Yaki Point Overlk

Yaki Point Overlook: Where Nature Paints Its Masterpiece

You can visit Yaki Point, which is at the easternmost point of the Kaibab Trail Route. There is a no-vehicle zone in Yaki Point. So visitors have to walk there from the nearby parking lot or shuttle bus. A private vehicle require to reach Yaki Point, the only picturesque viewpoint on Desert View Drive. You can see the end of the Bright Angel Trail and a large part of the South Kaibab Trail.

It starts to head towards O’Neill Butte and Cedar Ridge, covering a big part of the Canyon. There’s a free shuttle from Grand Canyon Visitor Center that runs the Kaibab/Rim Route (Orange) to get there. While Grandeur, Yavapai, and Mather Points are situated on the same peninsula and offer views of comparable features. Yaki Point’s views are quite distinct from them.

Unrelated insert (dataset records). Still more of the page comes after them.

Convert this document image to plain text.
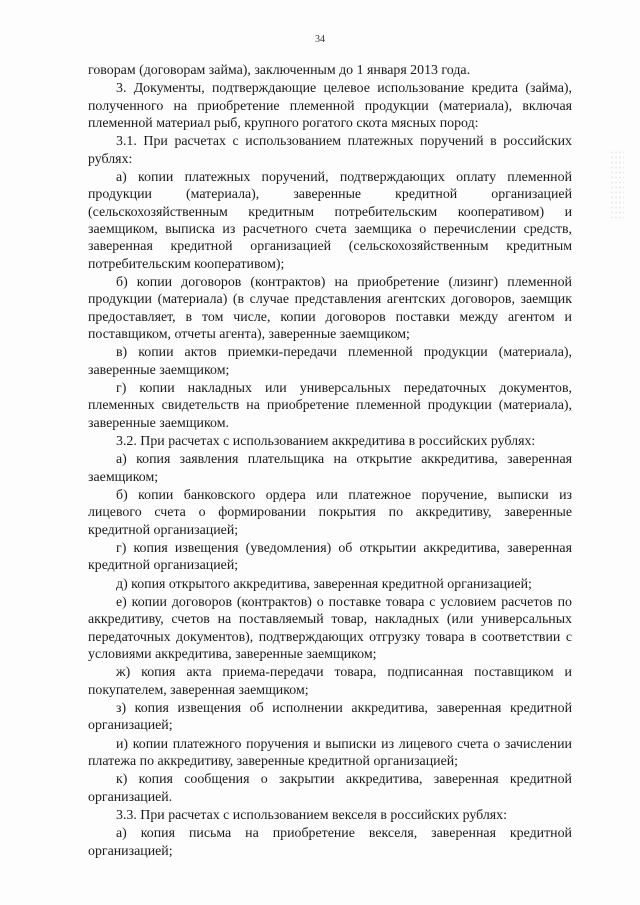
34

говорам (договорам займа), заключенным до 1 января 2013 года.

3. Документы, подтверждающие целевое использование кредита (займа), полученного на приобретение племенной продукции (материала), включая племенной материал рыб, крупного рогатого скота мясных пород:

3.1. При расчетах с использованием платежных поручений в российских рублях:

а) копии платежных поручений, подтверждающих оплату племенной продукции (материала), заверенные кредитной организацией (сельскохозяйственным кредитным потребительским кооперативом) и заемщиком, выписка из расчетного счета заемщика о перечислении средств, заверенная кредитной организацией (сельскохозяйственным кредитным потребительским кооперативом);

б) копии договоров (контрактов) на приобретение (лизинг) племенной продукции (материала) (в случае представления агентских договоров, заемщик предоставляет, в том числе, копии договоров поставки между агентом и поставщиком, отчеты агента), заверенные заемщиком;

в) копии актов приемки-передачи племенной продукции (материала), заверенные заемщиком;

г) копии накладных или универсальных передаточных документов, племенных свидетельств на приобретение племенной продукции (материала), заверенные заемщиком.

3.2. При расчетах с использованием аккредитива в российских рублях:

а) копия заявления плательщика на открытие аккредитива, заверенная заемщиком;

б) копии банковского ордера или платежное поручение, выписки из лицевого счета о формировании покрытия по аккредитиву, заверенные кредитной организацией;

г) копия извещения (уведомления) об открытии аккредитива, заверенная кредитной организацией;

д) копия открытого аккредитива, заверенная кредитной организацией;

е) копии договоров (контрактов) о поставке товара с условием расчетов по аккредитиву, счетов на поставляемый товар, накладных (или универсальных передаточных документов), подтверждающих отгрузку товара в соответствии с условиями аккредитива, заверенные заемщиком;

ж) копия акта приема-передачи товара, подписанная поставщиком и покупателем, заверенная заемщиком;

з) копия извещения об исполнении аккредитива, заверенная кредитной организацией;

и) копии платежного поручения и выписки из лицевого счета о зачислении платежа по аккредитиву, заверенные кредитной организацией;

к) копия сообщения о закрытии аккредитива, заверенная кредитной организацией.

3.3. При расчетах с использованием векселя в российских рублях:

а) копия письма на приобретение векселя, заверенная кредитной организацией;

The Bright Angel Trail terminus, a part of the Tonto Trail. And a wonderful view of the big South Kaibab Trai. It winds down Cedar Ridge and O’Neill Butte are all in the westward panorama. The Desert View Watchtower you can see in the distance as the Canyon opens up to the east from this point.

Yaki Point views

A well-liked sight at dusk and dawn, the absence of private cars offers more seclusion than other canyon viewpoints. Many people visit the Grand Canyon East Rim Drive even though it is not the most famous route. Yaki Point gives the most amazing views of the Canyon. Cremation Creek and a few amazing buttes and mesas you can see to the east.

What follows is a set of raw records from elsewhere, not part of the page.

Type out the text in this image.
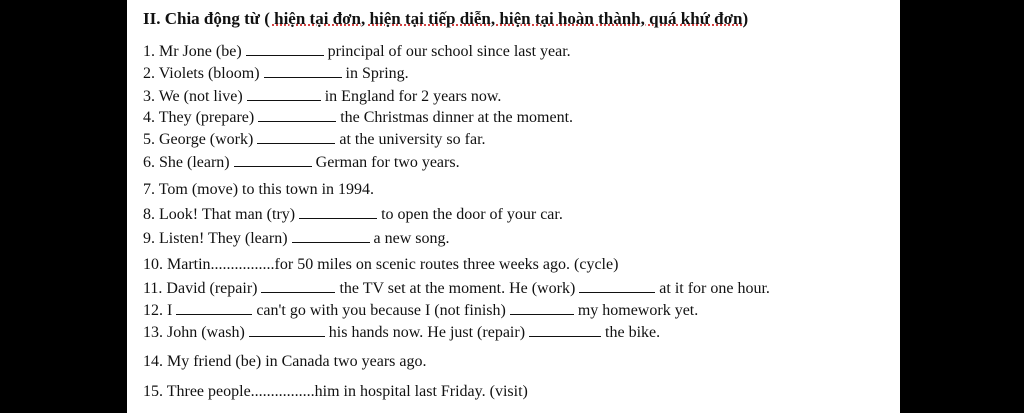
II. Chia động từ ( hiện tại đơn, hiện tại tiếp diễn, hiện tại hoàn thành, quá khứ đơn)
1. Mr Jone (be)	principal of our school since last year.
2. Violets (bloom)	in Spring.
3. We (not live)	in England for 2 years now.
4. They (prepare)	the Christmas dinner at the moment.
5. George (work)	at the university so far.
6. She (learn)	German for two years.
7. Tom (move) to this town in 1994.
8. Look! That man (try)	to open the door of your car.
9. Listen! They (learn)	a new song.
10. Martin................for 50 miles on scenic routes three weeks ago. (cycle)
11. David (repair)	the TV set at the moment. He (work)	at it for one hour.
12. I	can't go with you because I (not finish)	my homework yet.
13. John (wash)	his hands now. He just (repair)	the bike.
14. My friend (be) in Canada two years ago.
15. Three people................him in hospital last Friday. (visit)
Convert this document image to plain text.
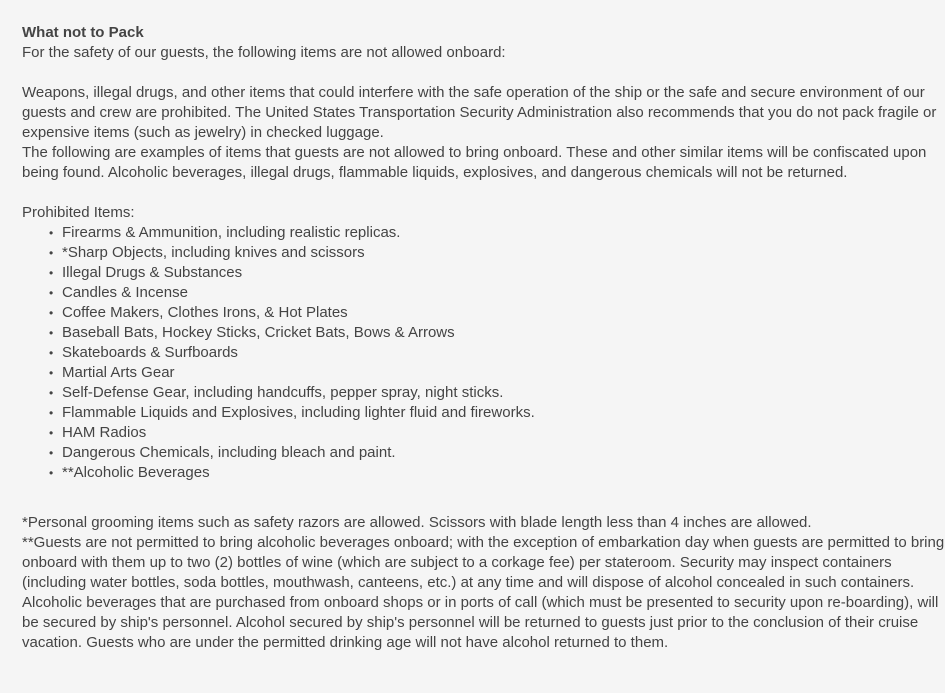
What not to Pack

For the safety of our guests, the following items are not allowed onboard:

Weapons, illegal drugs, and other items that could interfere with the safe operation of the ship or the safe and secure environment of our guests and crew are prohibited. The United States Transportation Security Administration also recommends that you do not pack fragile or expensive items (such as jewelry) in checked luggage.

The following are examples of items that guests are not allowed to bring onboard. These and other similar items will be confiscated upon being found. Alcoholic beverages, illegal drugs, flammable liquids, explosives, and dangerous chemicals will not be returned.

Prohibited Items:

• Firearms & Ammunition, including realistic replicas.
• *Sharp Objects, including knives and scissors
• Illegal Drugs & Substances
• Candles & Incense
• Coffee Makers, Clothes Irons, & Hot Plates
• Baseball Bats, Hockey Sticks, Cricket Bats, Bows & Arrows
• Skateboards & Surfboards
• Martial Arts Gear
• Self-Defense Gear, including handcuffs, pepper spray, night sticks.
• Flammable Liquids and Explosives, including lighter fluid and fireworks.
• HAM Radios
• Dangerous Chemicals, including bleach and paint.
• **Alcoholic Beverages

*Personal grooming items such as safety razors are allowed. Scissors with blade length less than 4 inches are allowed.

**Guests are not permitted to bring alcoholic beverages onboard; with the exception of embarkation day when guests are permitted to bring onboard with them up to two (2) bottles of wine (which are subject to a corkage fee) per stateroom. Security may inspect containers (including water bottles, soda bottles, mouthwash, canteens, etc.) at any time and will dispose of alcohol concealed in such containers. Alcoholic beverages that are purchased from onboard shops or in ports of call (which must be presented to security upon re-boarding), will be secured by ship's personnel. Alcohol secured by ship's personnel will be returned to guests just prior to the conclusion of their cruise vacation. Guests who are under the permitted drinking age will not have alcohol returned to them.
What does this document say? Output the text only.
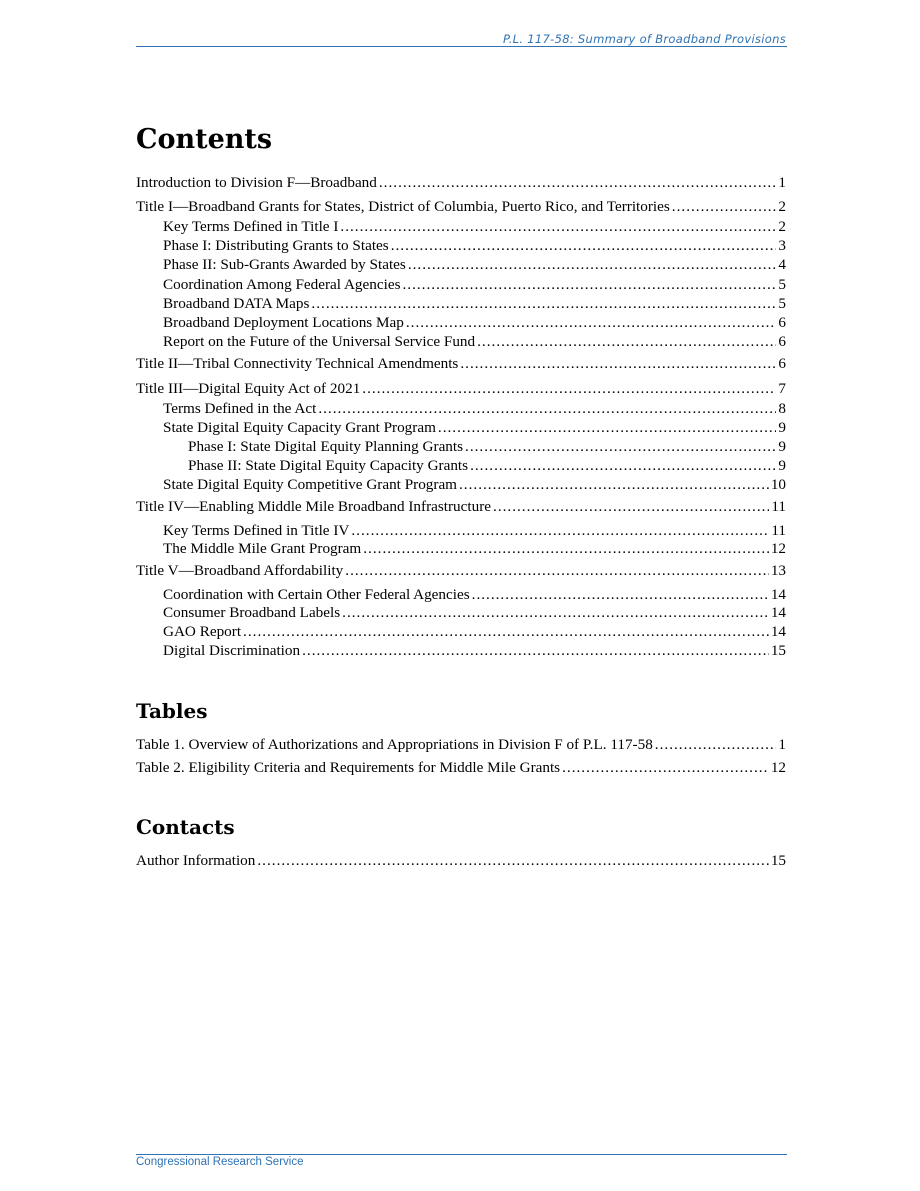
P.L. 117-58: Summary of Broadband Provisions
Contents
Introduction to Division F—Broadband .....	1
Title I—Broadband Grants for States, District of Columbia, Puerto Rico, and Territories .....	2
Key Terms Defined in Title I .....	2
Phase I: Distributing Grants to States .....	3
Phase II: Sub-Grants Awarded by States .....	4
Coordination Among Federal Agencies .....	5
Broadband DATA Maps .....	5
Broadband Deployment Locations Map .....	6
Report on the Future of the Universal Service Fund .....	6
Title II—Tribal Connectivity Technical Amendments .....	6
Title III—Digital Equity Act of 2021 .....	7
Terms Defined in the Act .....	8
State Digital Equity Capacity Grant Program .....	9
Phase I: State Digital Equity Planning Grants .....	9
Phase II: State Digital Equity Capacity Grants .....	9
State Digital Equity Competitive Grant Program .....	10
Title IV—Enabling Middle Mile Broadband Infrastructure .....	11
Key Terms Defined in Title IV .....	11
The Middle Mile Grant Program .....	12
Title V—Broadband Affordability .....	13
Coordination with Certain Other Federal Agencies .....	14
Consumer Broadband Labels .....	14
GAO Report .....	14
Digital Discrimination .....	15
Tables
Table 1. Overview of Authorizations and Appropriations in Division F of P.L. 117-58 .....	1
Table 2. Eligibility Criteria and Requirements for Middle Mile Grants .....	12
Contacts
Author Information .....	15
Congressional Research Service
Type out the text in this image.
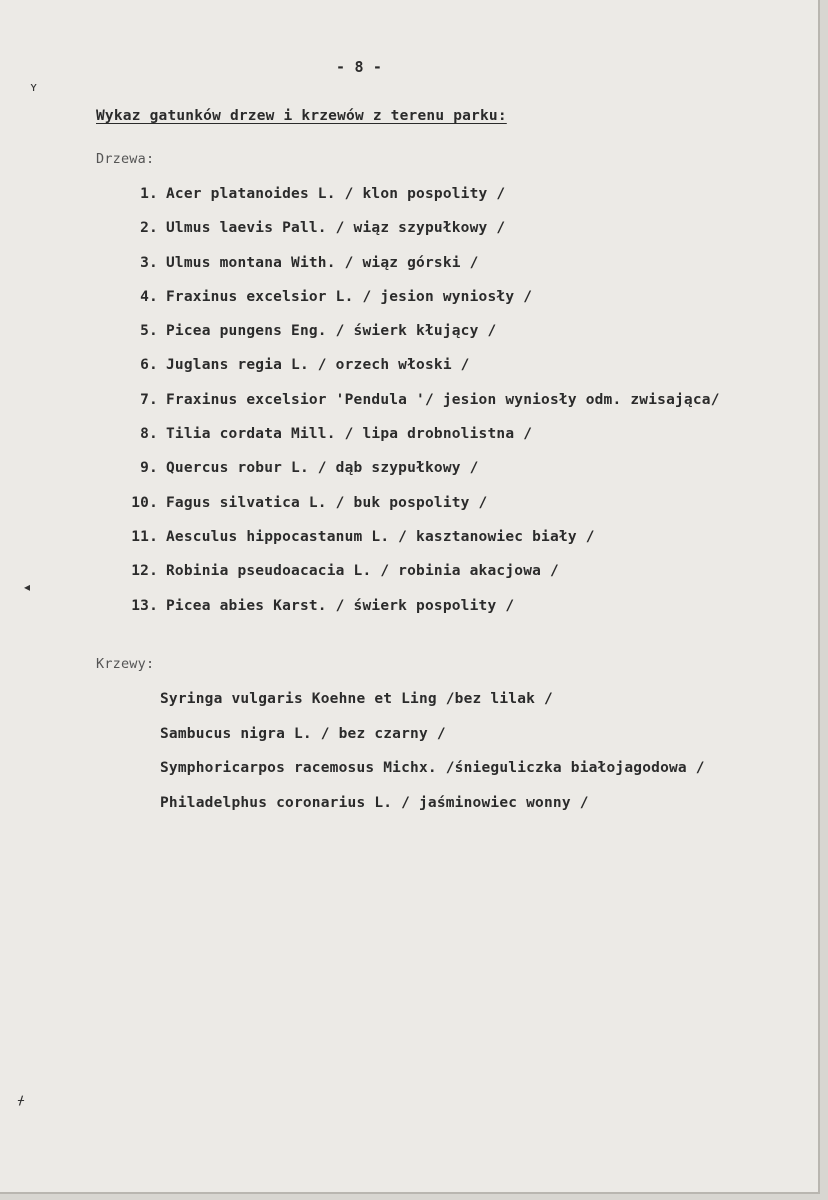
ʏ
◂
ᚋ
- 8 -
Wykaz gatunków drzew i krzewów z terenu parku:
Drzewa:
1. Acer platanoides L. / klon pospolity /
2. Ulmus laevis Pall. / wiąz szypułkowy /
3. Ulmus montana With. / wiąz górski /
4. Fraxinus excelsior L. / jesion wyniosły /
5. Picea pungens Eng. / świerk kłujący /
6. Juglans regia L. / orzech włoski /
7. Fraxinus excelsior 'Pendula '/ jesion wyniosły odm. zwisająca/
8. Tilia cordata Mill. / lipa drobnolistna /
9. Quercus robur L. / dąb szypułkowy /
10. Fagus silvatica L. / buk pospolity /
11. Aesculus hippocastanum L. / kasztanowiec biały /
12. Robinia pseudoacacia L. / robinia akacjowa /
13. Picea abies Karst. / świerk pospolity /
Krzewy:
Syringa vulgaris Koehne et Ling /bez lilak /
Sambucus nigra L. / bez czarny /
Symphoricarpos racemosus Michx. /śnieguliczka białojagodowa /
Philadelphus coronarius L. / jaśminowiec wonny /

Yaki Point, one of the Canyon’s less-visited areas, offers those who look for it something special. The East Rim Drive of the Grand Canyon gets fewer visitors than its western counterpart, with the exception of Yaki Point.

Yaki Point Overlk (1)

It is near the national park entrance and at the end of a 1.5-mile side road that begins two miles east of the US 180 road junction. Yaki is the furthest east on the Kaibab Trail Route. Which also passes by Mather Point’s Canyon View Information Plaza and Pipe Creek Vista. Halfway along the side road is the South Kaibab Trailhead, where the restriction also applies.

Yaki (or Yaqui) Point offers a very different perspective of the Grand Canyon. It is only a few miles east of Grand Canyon Village. Yaki Point offers views of distinct Canyon features. Because it is situated on a separate peninsula from the well-known and frequently visited Grandeur, Yavapai, and Mather Points. Among the more notable features that are visible from this vantage point are Wotan’s Throne. A sizable flat-top butte, and Zoroaster Temple, which is actually situated on the other side of the Colorado River.

History of Yaki

In 1925, Ralph Cameron’s refusal to cede control of the Bright Angel Trail prompted the National Park Service to seek a faster entrance into the Canyon. Because Yaki Point was close to the village and provided a reasonably direct route into the Canyon. They decided to construct their trail there. Because it is close to Yaki Point, the trail was originally known as the Yaki Trail. These days, it is the name South Kaibab Trail.

For three years, this unit was permanently stationed at Yaki Point, even though their headquarters was typically located at Ft. Huachuca, Arizona. The unit comprised 10 saddle stocks, 50 pack mules, and packers from the army and civilian sectors. The Packers would make one trip a day to deliver coal, mail, and food to CCC workers in the Canyon. The unit stated that they had never missed a delivery in spite of landslides, snow, and other difficulties.

After it was finished in 1931, the East Rim Drive connected Desert View. The park’s eastern entrance, with Grand Canyon Village. At Yaki Point, one of the turnouts on this road dropped off guests. To stop traffic and pollution, visitors can not take private vehicles. Travelers can walk, ride a bike, or take the free shuttle to both the point . The South Kaibab Trailhead, which is nearby. So take your Motorcycle Travel Bags and get read for exploring nature.